If your hobby is taking old appliances and turning them into killer robots, there is a place for you in the foodservice industry. Don’t send your resume to me, please—I’m not hiring and I already have my killer-robot guy—but the industry is broad, tolerant and inclusive, and can always find a use for a set of skills.
I was working in a failing restaurant once when my dishwasher called me into his cramped, unventilated little kingdom to discuss sanitizer. He was in his early 60s and had been, he claimed, a chemical engineer for Boeing in Seattle before depression forced him into early retirement. “So Jon,” he said, “read me the name of the chemical in that bucket of sanitizer hooked to the dish machine.”
“Sodium Hypochlorite.”
“Uh huh. Now read me the name of the chemical in this.” He held up a bottle of Hi-Lex.
“Sodium Hypochlorite.”
“Yup. Now you know and I know that this restaurant is going down the tubes. So, if you give me five bucks a week, I’ll make sure that bucket stays full and you won’t have to pay Ecolab $50 to refill it. When they ask why we don’t run out, I’ll tell them it’s been slow.”
I sighed. “Dean, there’s a little counter on the side that shows how many racks you push through. They know how much chemical gets used.”
He looked innocent. “But the counter doesn’t work anymore. I checked.” Then he smiled, and said, “If I thought we’d be in business any length of time, I’d be more subtle. My dad had a truck stop and he showed me how to take out the gear that turns the counter and file off every other tooth.”

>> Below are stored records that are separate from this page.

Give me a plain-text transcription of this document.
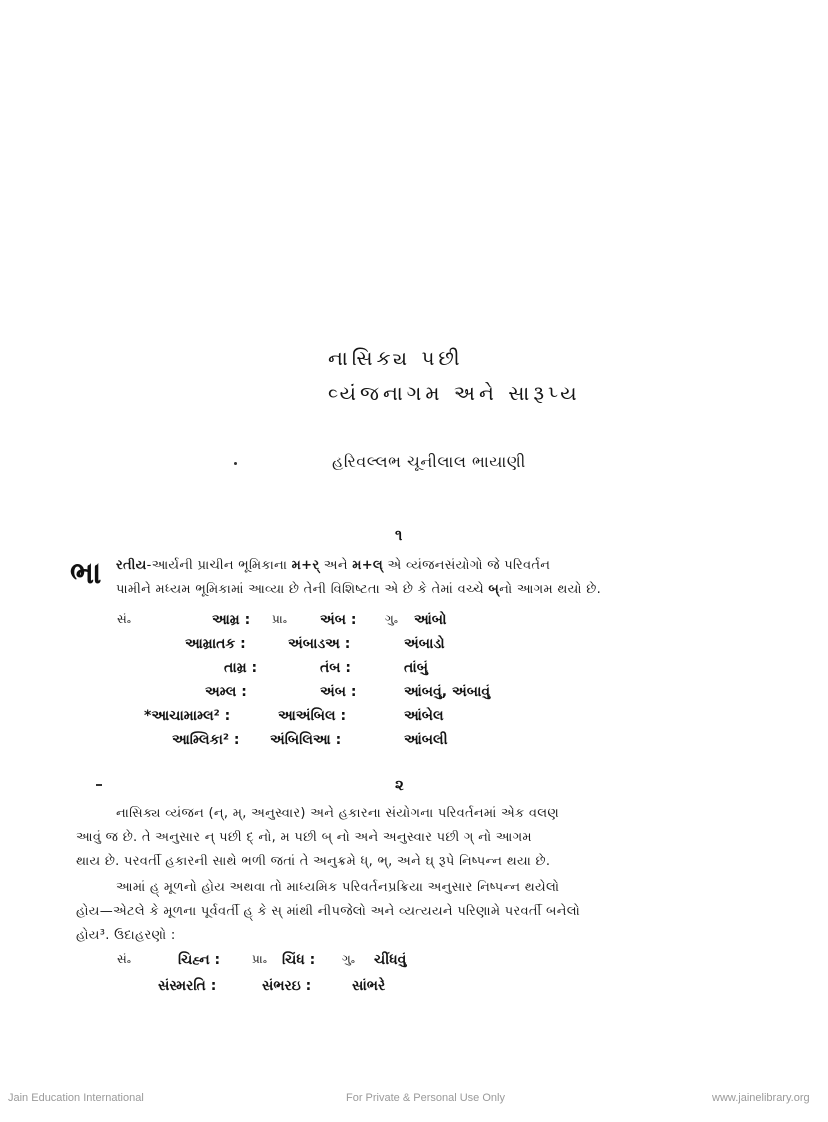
નાસિક્ય પછી
વ્યંજનાગમ અને સારૂપ્ય
હરિવલ્લભ ચૂનીલાલ ભાયાણી
૧
ભા રતીય-આર્યની પ્રાચીન ભૂમિકાના મ+ર્ અને મ+લ્ એ વ્યંજનસંયોગો જે પરિવર્તન
પામીને મધ્યમ ભૂમિકામાં આવ્યા છે તેની વિશિષ્ટતા એ છે કે તેમાં વચ્ચે બ્નો આગમ થયો છે.
સં૰	આમ્ર : પ્રા૰ અંબ : ગુ૰ આંબો
આમ્રાતક :	અંબાડઅ :	અંબાડો
તામ્ર :	તંબ :	તાંબું
અમ્લ :	અંબ :	આંબવું, અંબાવું
*આચામામ્લ² :	આઅંબિલ :	આંબેલ
આમ્લિકા² : અંબિલિઆ :	આંબલી
૨
નાસિક્ય વ્યંજન (ન્, મ્, અનુસ્વાર) અને હકારના સંયોગના પરિવર્તનમાં એક વલણ
આવું જ છે. તે અનુસાર ન્ પછી દ્ નો, મ પછી બ્ નો અને અનુસ્વાર પછી ગ્ નો આગમ
થાય છે. પરવર્તી હકારની સાથે ભળી જતાં તે અનુક્રમે ધ્, ભ્, અને ઘ્ રૂપે નિષ્પન્ન થયા છે.
આમાં હ્ મૂળનો હોય અથવા તો માધ્યમિક પરિવર્તનપ્રક્રિયા અનુસાર નિષ્પન્ન થયેલો
હોય—એટલે કે મૂળના પૂર્વવર્તી હ્ કે સ્ માંથી નીપજેલો અને વ્યત્યયને પરિણામે પરવર્તી બનેલો
હોય³. ઉદાહરણો :
સં૰	ચિહ્ન :	પ્રા૰ ચિંધ : ગુ૰ ચીંધવું
સંસ્મરતિ :	સંભરઇ :	સાંભરે
Jain Education International	For Private & Personal Use Only	www.jainelibrary.org
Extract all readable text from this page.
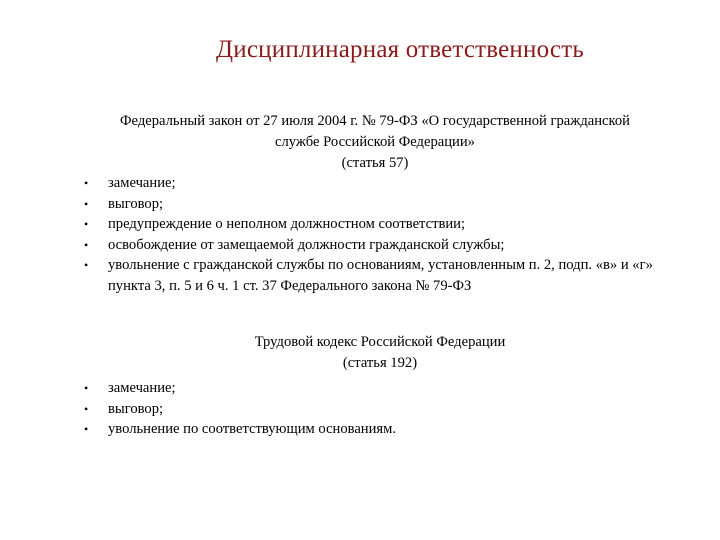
Дисциплинарная ответственность
Федеральный закон от 27 июля 2004 г. № 79-ФЗ «О государственной гражданской
службе Российской Федерации»
(статья 57)
• замечание;
• выговор;
• предупреждение о неполном должностном соответствии;
• освобождение от замещаемой должности гражданской службы;
• увольнение с гражданской службы по основаниям, установленным п. 2, подп. «в» и «г» пункта 3, п. 5 и 6 ч. 1 ст. 37 Федерального закона № 79-ФЗ
Трудовой кодекс Российской Федерации
(статья 192)
• замечание;
• выговор;
• увольнение по соответствующим основаниям.
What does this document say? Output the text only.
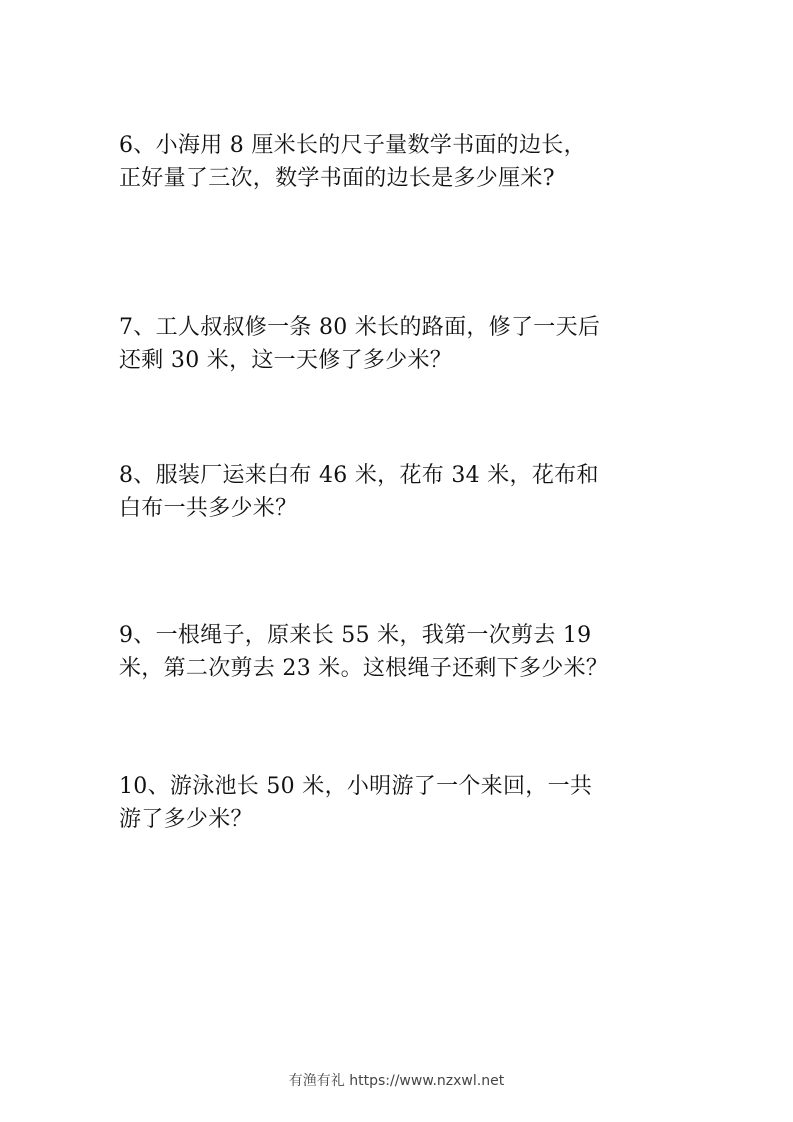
6、小海用 8 厘米长的尺子量数学书面的边长，
正好量了三次，数学书面的边长是多少厘米?

7、工人叔叔修一条 80 米长的路面，修了一天后
还剩 30 米，这一天修了多少米？

8、服装厂运来白布 46 米，花布 34 米，花布和
白布一共多少米？

9、一根绳子，原来长 55 米，我第一次剪去 19
米，第二次剪去 23 米。这根绳子还剩下多少米？

10、游泳池长 50 米，小明游了一个来回，一共
游了多少米？

有渔有礼 https://www.nzxwl.net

I never quite knew what to make of this guy. He also claimed to have been a commando in Korea, and his war stories were entertaining and fascinating: Once on a reconnaissance north of the Yalu River, he went out to the latrine side of camp and was quietly squatting when a sniper put a bullet between his feet. He ran to his tent pulling his pants up and was grabbing his rifle when his sergeant asked him what the hell he thought he was doing. Gonna shoot that damn sniper, he replied. Great, said the sergeant. This guy is a real fine shot, and he’s been on us for days and just wants to have fun. Shoot him and they’ll replace him with someone like you who can’t take a joke, and where will you poop then?
What a mouth. There were a fair number of yarns like this, and they were all cohesive and believable, which makes an inveterate liar like me suspicious. He was, however, a hell of a worker and kept everyone smiling, and everyone knows that looking in the mouth makes your gift hoarse, or something.

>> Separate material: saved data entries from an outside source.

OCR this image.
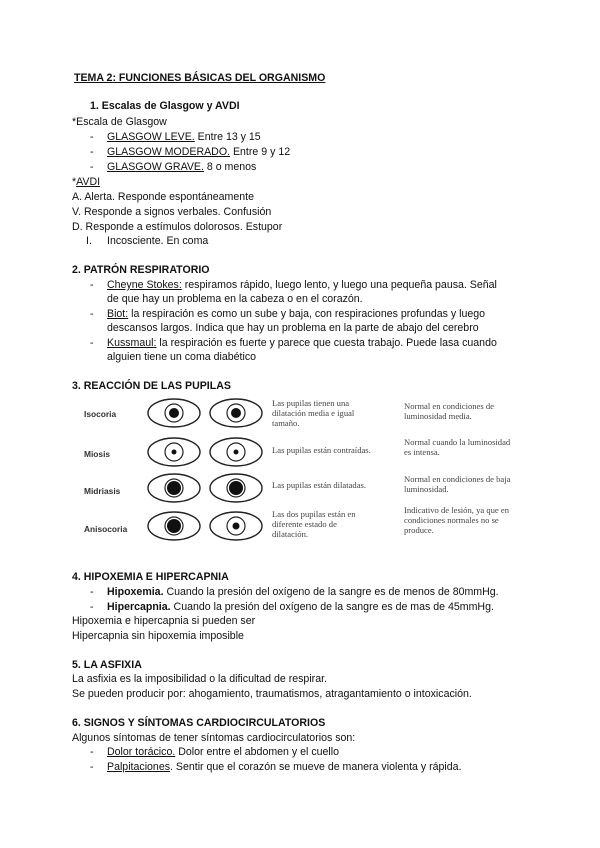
TEMA 2: FUNCIONES BÁSICAS DEL ORGANISMO
1. Escalas de Glasgow y AVDI
*Escala de Glasgow
- GLASGOW LEVE. Entre 13 y 15
- GLASGOW MODERADO. Entre 9 y 12
- GLASGOW GRAVE. 8 o menos
*AVDI
A. Alerta. Responde espontáneamente
V. Responde a signos verbales. Confusión
D. Responde a estímulos dolorosos. Estupor
I. Incosciente. En coma
2. PATRÓN RESPIRATORIO
- Cheyne Stokes: respiramos rápido, luego lento, y luego una pequeña pausa. Señal
de que hay un problema en la cabeza o en el corazón.
- Biot: la respiración es como un sube y baja, con respiraciones profundas y luego
descansos largos. Indica que hay un problema en la parte de abajo del cerebro
- Kussmaul: la respiración es fuerte y parece que cuesta trabajo. Puede lasa cuando
alguien tiene un coma diabético
3. REACCIÓN DE LAS PUPILAS
Isocoria
Las pupilas tienen una dilatación media e igual tamaño.
Normal en condiciones de luminosidad media.
Miosis	Las pupilas están contraídas.
Normal cuando la luminosidad es intensa.
Midriasis
Las pupilas están dilatadas.
Normal en condiciones de baja luminosidad.
Anisocoria
Las dos pupilas están en diferente estado de dilatación.
Indicativo de lesión, ya que en condiciones normales no se produce.
4. HIPOXEMIA E HIPERCAPNIA
- Hipoxemia. Cuando la presión del oxígeno de la sangre es de menos de 80mmHg.
- Hipercapnia. Cuando la presión del oxígeno de la sangre es de mas de 45mmHg.
Hipoxemia e hipercapnia si pueden ser
Hipercapnia sin hipoxemia imposible
5. LA ASFIXIA
La asfixia es la imposibilidad o la dificultad de respirar.
Se pueden producir por: ahogamiento, traumatismos, atragantamiento o intoxicación.
6. SIGNOS Y SÍNTOMAS CARDIOCIRCULATORIOS
Algunos síntomas de tener síntomas cardiocirculatorios son:
- Dolor torácico. Dolor entre el abdomen y el cuello
- Palpitaciones. Sentir que el corazón se mueve de manera violenta y rápida.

And this is a thing I love about the business more than free beer (an endangered entitlement nowadays): the ability to tolerate all sorts of foibles in the name of competence. Another gent I worked with was the illiterate son of chronic alcoholic parents, and he could make any machine in the restaurant purr when he walked near it. He’d sit over the engine of a buffalo chopper with a tweezers and a toothpick, tell it soothing stories and make it happy to pulverize onions again (“You know, honey, it was a great day for me when I was thirteen and people first started using those U-shaped locks on their bikes. Instead of a bolt cutter, now all I had to carry was a hairpin.” Machine humor? I’ll never know). As a cook, he was just a bit more than decent; as a colleague, he was tremendous: good with people, kind to appliances. Another gent who clearly had a place.

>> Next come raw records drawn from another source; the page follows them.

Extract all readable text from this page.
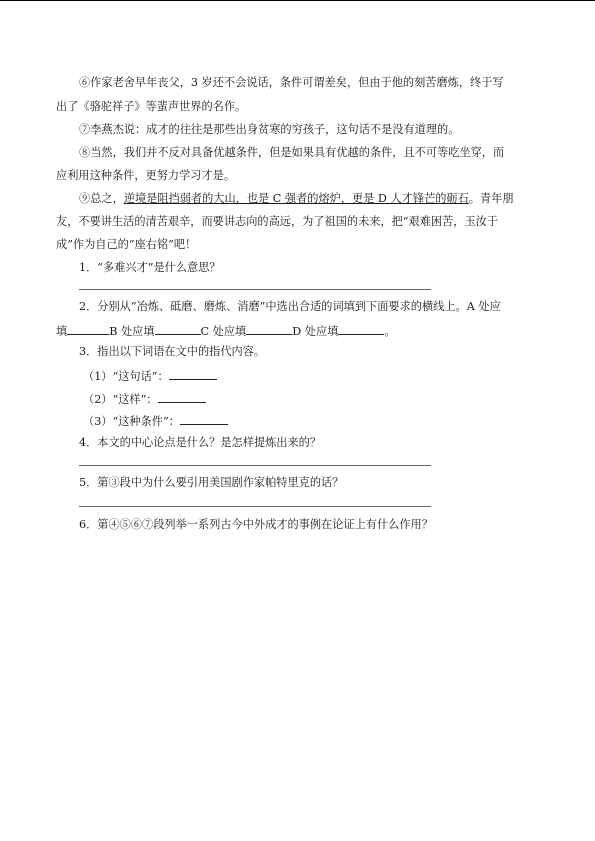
⑥作家老舍早年丧父，3 岁还不会说话，条件可谓差矣，但由于他的刻苦磨炼，终于写
出了《骆驼祥子》等蜚声世界的名作。
⑦李燕杰说：成才的往往是那些出身贫寒的穷孩子，这句话不是没有道理的。
⑧当然，我们并不反对具备优越条件，但是如果具有优越的条件，且不可等吃坐穿，而
应利用这种条件，更努力学习才是。
⑨总之，逆境是阻挡弱者的大山，也是 C 强者的熔炉，更是 D 人才锋芒的砺石。青年朋
友，不要讲生活的清苦艰辛，而要讲志向的高远，为了祖国的未来，把“艰难困苦，玉汝于
成”作为自己的“座右铭”吧！
1．“多难兴才”是什么意思？
2．分别从“冶炼、砥磨、磨炼、消磨”中选出合适的词填到下面要求的横线上。A 处应
填	B 处应填	C 处应填	D 处应填	。
3．指出以下词语在文中的指代内容。
（1）“这句话”：
（2）“这样”：
（3）“这种条件”：
4．本文的中心论点是什么？是怎样提炼出来的？
5．第③段中为什么要引用美国剧作家帕特里克的话？
6．第④⑤⑥⑦段列举一系列古今中外成才的事例在论证上有什么作用？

It’s odd when you’re on the line and the schedule hasn’t been posted and you realize that you are hoping that the crazy Neanderthal jerk will be coming in at five and not your good buddy who is in the weeds with three tickets. We all have quirks, some minor, some extreme, but at eight o’clock on a Saturday night, only a couple of things get noticed. Afterwards we can worry about haberdashery and pedigree; within the walls of the restaurant, work trumps quirk in anyone’s judgement.